Ketojenik diyetin riskleri nelerdir? - Hatay Gazetesi

Ketojenik diyetin riskleri nelerdir?

  • Eklenme Tarihi :01.10.2024 | 10:34
  • Muhabir :Haber Merkezi

Ketojenik diyetin riskleri nelerdir?

Sağlıklı ve dengeli beslenme için olması gereken düzenden oldukça farklı besin içeriklerine sahip olan ketojenik diyetler sağlık açısından birçok olumsuz etkiye neden olabilir. Bunlar şu şekilde sıralanabilir.

Yukarıda da belirtildiği gibi kanda artan keton cisimcikleri nedeniyle ketozis tablosunun oluşabilme ihtimali mevcuttur.

Açlık tablosunun geliştirildiği ketojenik diyetleri uygulayan kişilerde vücut kendini açlığa adapte edebilmek adına metabolizma hızını yavaşlatma eğilimine girer. Bu da diyet sonunda yavaşlamış bir metabolizma hızı ve buna bağlı olarak diyetin bırakılmasını takiben verilen kiloların tümüyle geri alınması şeklinde sonuçlara neden olabilir.

Çok büyük bir kısmı yağlardan oluşan ketojenik beslenme planlarında lifli besinler yok denilecek kadar azdır.

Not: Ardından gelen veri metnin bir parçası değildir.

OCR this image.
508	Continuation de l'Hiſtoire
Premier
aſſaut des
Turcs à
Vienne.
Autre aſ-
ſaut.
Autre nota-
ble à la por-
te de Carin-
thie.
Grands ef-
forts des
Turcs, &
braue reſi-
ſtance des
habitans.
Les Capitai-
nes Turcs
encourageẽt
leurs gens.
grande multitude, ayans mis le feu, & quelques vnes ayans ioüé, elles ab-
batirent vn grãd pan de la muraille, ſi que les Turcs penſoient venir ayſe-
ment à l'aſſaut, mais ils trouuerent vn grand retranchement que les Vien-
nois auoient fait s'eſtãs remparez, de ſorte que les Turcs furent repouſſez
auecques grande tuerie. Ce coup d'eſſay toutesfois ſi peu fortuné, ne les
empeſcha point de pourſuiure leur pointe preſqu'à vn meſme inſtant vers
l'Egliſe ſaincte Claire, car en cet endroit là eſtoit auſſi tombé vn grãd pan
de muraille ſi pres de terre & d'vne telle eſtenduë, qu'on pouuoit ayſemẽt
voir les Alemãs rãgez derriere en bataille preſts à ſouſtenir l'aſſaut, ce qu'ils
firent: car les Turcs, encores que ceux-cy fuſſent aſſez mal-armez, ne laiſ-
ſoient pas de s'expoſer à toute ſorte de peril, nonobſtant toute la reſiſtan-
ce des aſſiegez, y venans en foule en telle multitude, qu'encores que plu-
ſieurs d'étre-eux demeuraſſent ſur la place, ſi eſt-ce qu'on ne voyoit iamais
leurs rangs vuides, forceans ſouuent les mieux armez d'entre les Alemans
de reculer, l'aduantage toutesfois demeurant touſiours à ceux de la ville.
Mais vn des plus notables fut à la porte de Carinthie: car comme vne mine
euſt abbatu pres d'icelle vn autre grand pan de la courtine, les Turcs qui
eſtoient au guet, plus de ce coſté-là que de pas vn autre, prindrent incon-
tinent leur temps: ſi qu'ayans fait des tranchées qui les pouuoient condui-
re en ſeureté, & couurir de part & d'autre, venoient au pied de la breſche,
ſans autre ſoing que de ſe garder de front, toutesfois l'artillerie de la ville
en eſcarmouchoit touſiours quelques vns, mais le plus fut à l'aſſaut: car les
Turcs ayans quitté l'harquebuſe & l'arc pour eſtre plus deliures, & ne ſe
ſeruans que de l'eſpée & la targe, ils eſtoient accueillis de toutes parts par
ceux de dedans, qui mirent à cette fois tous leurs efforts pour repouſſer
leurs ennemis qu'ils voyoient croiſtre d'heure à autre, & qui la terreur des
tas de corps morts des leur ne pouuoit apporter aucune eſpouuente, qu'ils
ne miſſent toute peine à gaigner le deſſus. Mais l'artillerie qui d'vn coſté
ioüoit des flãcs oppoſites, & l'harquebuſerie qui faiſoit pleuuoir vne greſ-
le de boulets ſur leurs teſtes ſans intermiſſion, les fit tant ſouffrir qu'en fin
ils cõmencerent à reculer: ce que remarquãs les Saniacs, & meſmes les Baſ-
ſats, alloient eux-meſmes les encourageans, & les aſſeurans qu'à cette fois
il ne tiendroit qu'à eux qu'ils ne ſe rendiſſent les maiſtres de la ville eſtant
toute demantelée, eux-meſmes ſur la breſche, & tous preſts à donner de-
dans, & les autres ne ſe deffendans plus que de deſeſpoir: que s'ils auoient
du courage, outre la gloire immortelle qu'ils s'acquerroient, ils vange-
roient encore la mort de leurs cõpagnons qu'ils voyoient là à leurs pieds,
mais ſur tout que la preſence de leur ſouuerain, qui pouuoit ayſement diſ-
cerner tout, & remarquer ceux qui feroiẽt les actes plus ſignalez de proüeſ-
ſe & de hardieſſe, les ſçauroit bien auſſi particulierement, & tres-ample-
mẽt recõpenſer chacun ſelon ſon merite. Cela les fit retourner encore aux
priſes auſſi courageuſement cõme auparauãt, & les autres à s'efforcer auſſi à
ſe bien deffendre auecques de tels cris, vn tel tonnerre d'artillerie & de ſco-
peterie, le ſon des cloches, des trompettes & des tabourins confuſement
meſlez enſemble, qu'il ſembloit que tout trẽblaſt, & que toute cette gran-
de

Bu durum kabızlık başta olmak üzere birçok bağırsak problemini beraberinde getirir.

Yüksek yağlı beslenme, yağlardan enerji elde edilmesine bağlı olarak kanda dolaşan serbest yağ asitlerinin miktarının artması ve yetersiz posa alımına bağlı olarak kolesterol ve diğer kan lipitlerinde artış görülür ve bu durum kalp ve damar hastalıkları açısından oldukça büyük risk oluşturur.

Ketojenik diyetler karaciğer üzerinde ağır bir yük oluşturur. Bu nedenle bu diyetler kesinlikle uzun süre devam ettirilmemeli ve karaciğerinde herhangi bir hastalık bulunan kişiler karaciğer yetmezliği gelişmesi gibi risklerden korunmak adına ketojenik diyet uygulamamalıdır. Diyete başlanmadan önce karaciğer enzimlerinin normal sınırlarda olup olmadığı mutlaka kontrol edilmelidir.

Beynin temel enerji kaynağı glikozdur. Bu nedenle ketojenik diyet yapan kişilerde karbonhidrat dışı kaynaklardan dolaylı yoldan glikoz elde ediliyor olmasına bağlı olarak bilişsel fonksiyonlarda yavaşlama ve gerilik gözlenebilir.

Yapılan bazı bilimsel araştırmalarda ketojenik diyetlerin de içerisinde yer aldığı düşük karbonhidratlı beslenme programlarından herhangi birini uygulayan kişilerde kalp ritim bozukluğu gelişme ihtimalinin normal beslenen kişilere oranla daha yüksek olduğu sonucuna varılmıştır.

Bu nedenlerden dolayı ketojenik diyet, yalnızca hekim tarafından uygun görüldüğü, başka seçeneğin bulunmadığı durumlarda sürekli olarak kontrol altında tutulabilecek hastalara uygulanmalıdır.